Spaces:
Running
on
Zero
Investigate better queue
Right now we have a single generate
function that takes a model name. Under the hood, this function is assigned a concurrency_id
which is used by Gradio's queue to form concurrency groups. It also results in a simple REST API with only one /generate
endpoint.
It might make more sense for the model to be tied to a button so multiple groups can be formed. This would also create multiple API endpoints and API requests for a model would be grouped accordingly.
For the UI, try toggling the visibility of the other buttons so it always appears as if there is a single button. Leave the current model dropdown and this button visibility is toggled on change.
Fal's hot model routing is pretty much what I was envisioning.
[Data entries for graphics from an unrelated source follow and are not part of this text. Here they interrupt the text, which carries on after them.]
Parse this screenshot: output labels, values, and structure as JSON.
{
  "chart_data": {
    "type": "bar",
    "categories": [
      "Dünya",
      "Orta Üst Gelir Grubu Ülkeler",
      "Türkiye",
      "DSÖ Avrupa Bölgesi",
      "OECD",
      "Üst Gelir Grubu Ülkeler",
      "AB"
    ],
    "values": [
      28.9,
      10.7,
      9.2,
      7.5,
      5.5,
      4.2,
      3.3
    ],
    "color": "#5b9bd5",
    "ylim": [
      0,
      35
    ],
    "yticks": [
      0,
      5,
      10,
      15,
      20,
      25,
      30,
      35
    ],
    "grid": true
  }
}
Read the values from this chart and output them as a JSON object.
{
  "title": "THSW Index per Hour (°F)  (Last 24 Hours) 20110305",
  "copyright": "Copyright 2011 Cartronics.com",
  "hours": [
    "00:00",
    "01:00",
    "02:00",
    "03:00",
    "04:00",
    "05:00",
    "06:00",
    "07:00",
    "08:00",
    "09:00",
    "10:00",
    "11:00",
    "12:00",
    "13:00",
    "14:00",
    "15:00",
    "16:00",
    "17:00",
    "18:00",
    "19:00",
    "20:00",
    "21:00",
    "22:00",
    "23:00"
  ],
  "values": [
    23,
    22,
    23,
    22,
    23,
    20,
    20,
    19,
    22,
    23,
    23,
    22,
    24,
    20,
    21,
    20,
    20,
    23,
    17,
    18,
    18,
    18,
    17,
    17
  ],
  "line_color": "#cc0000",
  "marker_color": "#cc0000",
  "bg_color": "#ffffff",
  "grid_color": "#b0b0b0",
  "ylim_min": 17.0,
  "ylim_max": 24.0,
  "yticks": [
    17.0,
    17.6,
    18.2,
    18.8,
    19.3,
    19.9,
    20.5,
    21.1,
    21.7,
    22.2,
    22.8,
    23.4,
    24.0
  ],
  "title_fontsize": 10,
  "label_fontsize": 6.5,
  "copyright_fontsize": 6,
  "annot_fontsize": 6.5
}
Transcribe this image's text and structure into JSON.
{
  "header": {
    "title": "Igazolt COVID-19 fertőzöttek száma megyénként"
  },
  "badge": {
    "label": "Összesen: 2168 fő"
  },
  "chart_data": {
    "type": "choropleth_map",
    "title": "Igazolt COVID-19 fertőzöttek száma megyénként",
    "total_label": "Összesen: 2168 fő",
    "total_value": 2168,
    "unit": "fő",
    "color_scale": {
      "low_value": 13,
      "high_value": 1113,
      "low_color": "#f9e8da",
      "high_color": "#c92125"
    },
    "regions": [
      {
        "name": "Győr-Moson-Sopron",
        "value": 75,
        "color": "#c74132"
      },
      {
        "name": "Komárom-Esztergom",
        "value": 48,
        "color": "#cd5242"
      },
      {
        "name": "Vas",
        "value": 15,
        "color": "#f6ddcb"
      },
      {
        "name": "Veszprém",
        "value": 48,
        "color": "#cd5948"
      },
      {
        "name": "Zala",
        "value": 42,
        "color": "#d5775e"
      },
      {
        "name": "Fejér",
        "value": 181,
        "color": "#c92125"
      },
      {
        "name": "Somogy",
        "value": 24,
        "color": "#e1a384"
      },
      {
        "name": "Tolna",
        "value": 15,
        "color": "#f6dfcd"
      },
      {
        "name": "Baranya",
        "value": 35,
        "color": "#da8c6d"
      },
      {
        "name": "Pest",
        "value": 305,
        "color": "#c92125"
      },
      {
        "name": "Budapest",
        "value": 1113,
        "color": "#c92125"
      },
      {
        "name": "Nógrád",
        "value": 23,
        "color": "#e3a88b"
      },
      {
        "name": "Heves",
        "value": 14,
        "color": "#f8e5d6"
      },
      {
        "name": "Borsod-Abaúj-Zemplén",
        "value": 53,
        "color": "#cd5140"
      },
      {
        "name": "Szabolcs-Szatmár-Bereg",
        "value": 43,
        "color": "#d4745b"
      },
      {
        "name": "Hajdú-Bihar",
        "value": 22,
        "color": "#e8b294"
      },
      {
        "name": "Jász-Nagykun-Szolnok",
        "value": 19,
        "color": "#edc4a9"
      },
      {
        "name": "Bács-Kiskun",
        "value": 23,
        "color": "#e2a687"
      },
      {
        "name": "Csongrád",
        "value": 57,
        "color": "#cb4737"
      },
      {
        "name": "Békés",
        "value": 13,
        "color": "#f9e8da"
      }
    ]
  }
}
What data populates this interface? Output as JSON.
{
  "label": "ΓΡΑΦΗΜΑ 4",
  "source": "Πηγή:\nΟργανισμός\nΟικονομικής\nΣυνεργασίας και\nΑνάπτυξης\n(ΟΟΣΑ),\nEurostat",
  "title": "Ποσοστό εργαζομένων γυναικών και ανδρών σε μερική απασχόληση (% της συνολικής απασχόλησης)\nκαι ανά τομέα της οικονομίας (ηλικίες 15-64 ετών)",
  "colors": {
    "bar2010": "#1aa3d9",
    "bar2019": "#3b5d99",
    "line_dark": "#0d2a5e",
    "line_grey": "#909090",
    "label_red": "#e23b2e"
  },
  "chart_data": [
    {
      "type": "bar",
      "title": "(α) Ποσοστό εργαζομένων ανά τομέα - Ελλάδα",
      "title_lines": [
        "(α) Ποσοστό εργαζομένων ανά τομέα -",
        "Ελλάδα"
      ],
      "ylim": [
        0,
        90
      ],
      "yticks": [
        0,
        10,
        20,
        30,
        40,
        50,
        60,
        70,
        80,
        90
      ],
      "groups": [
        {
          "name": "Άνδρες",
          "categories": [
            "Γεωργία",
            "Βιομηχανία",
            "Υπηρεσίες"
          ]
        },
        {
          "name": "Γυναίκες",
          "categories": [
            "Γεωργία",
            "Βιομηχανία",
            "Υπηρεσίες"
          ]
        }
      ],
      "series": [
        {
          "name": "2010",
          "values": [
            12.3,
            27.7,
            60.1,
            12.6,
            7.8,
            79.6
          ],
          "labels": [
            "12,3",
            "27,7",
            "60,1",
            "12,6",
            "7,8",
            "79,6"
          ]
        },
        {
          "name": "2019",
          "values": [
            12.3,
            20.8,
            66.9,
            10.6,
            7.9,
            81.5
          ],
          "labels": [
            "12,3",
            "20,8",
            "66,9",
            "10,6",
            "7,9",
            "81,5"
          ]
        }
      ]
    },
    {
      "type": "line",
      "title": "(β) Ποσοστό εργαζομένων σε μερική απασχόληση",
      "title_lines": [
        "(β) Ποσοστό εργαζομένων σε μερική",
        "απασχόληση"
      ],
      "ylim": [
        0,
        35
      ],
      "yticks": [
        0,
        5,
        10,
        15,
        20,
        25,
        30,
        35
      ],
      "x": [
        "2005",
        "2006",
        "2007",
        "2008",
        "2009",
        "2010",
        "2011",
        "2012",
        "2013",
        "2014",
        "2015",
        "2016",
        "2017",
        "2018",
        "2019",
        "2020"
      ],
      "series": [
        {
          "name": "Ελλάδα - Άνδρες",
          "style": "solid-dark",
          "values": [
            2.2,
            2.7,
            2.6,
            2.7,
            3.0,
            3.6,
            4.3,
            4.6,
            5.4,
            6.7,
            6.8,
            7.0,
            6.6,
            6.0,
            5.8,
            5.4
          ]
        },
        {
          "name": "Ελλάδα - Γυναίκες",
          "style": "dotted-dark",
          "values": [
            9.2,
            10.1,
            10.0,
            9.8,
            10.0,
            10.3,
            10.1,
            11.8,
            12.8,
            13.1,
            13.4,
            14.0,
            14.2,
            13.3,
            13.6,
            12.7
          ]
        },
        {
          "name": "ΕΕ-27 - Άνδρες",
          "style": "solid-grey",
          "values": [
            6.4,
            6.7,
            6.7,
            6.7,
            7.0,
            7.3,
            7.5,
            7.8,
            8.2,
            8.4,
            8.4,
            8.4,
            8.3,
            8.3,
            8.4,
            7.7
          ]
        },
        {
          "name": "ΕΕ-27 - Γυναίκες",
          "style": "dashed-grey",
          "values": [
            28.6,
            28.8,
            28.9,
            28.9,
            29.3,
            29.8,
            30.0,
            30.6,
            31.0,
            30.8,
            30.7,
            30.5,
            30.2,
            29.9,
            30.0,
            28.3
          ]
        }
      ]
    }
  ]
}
They use a HTTP header to provide a routing hint so the request goes to a worker with the model loaded.
This was a neat idea, but in reality performance on ZeroGPU is never going to be great because of the latency waiting for a GPU. This sort of optimization would only make sense if we were actually developing our own Stable Diffusion API service.
Edit: I actually don't think the Gradio queue makes a difference with ZeroGPU. You can only fit a single Flux pipeline on a 40GB GPU, yet the Flux space can generate 30+ images simultaneously with the default concurrency limit of 1. So, I think this is more of an infra solution like Kubernetes pod autoscaling. This means we don't need the model swapping logic when deployed to ZeroGPU.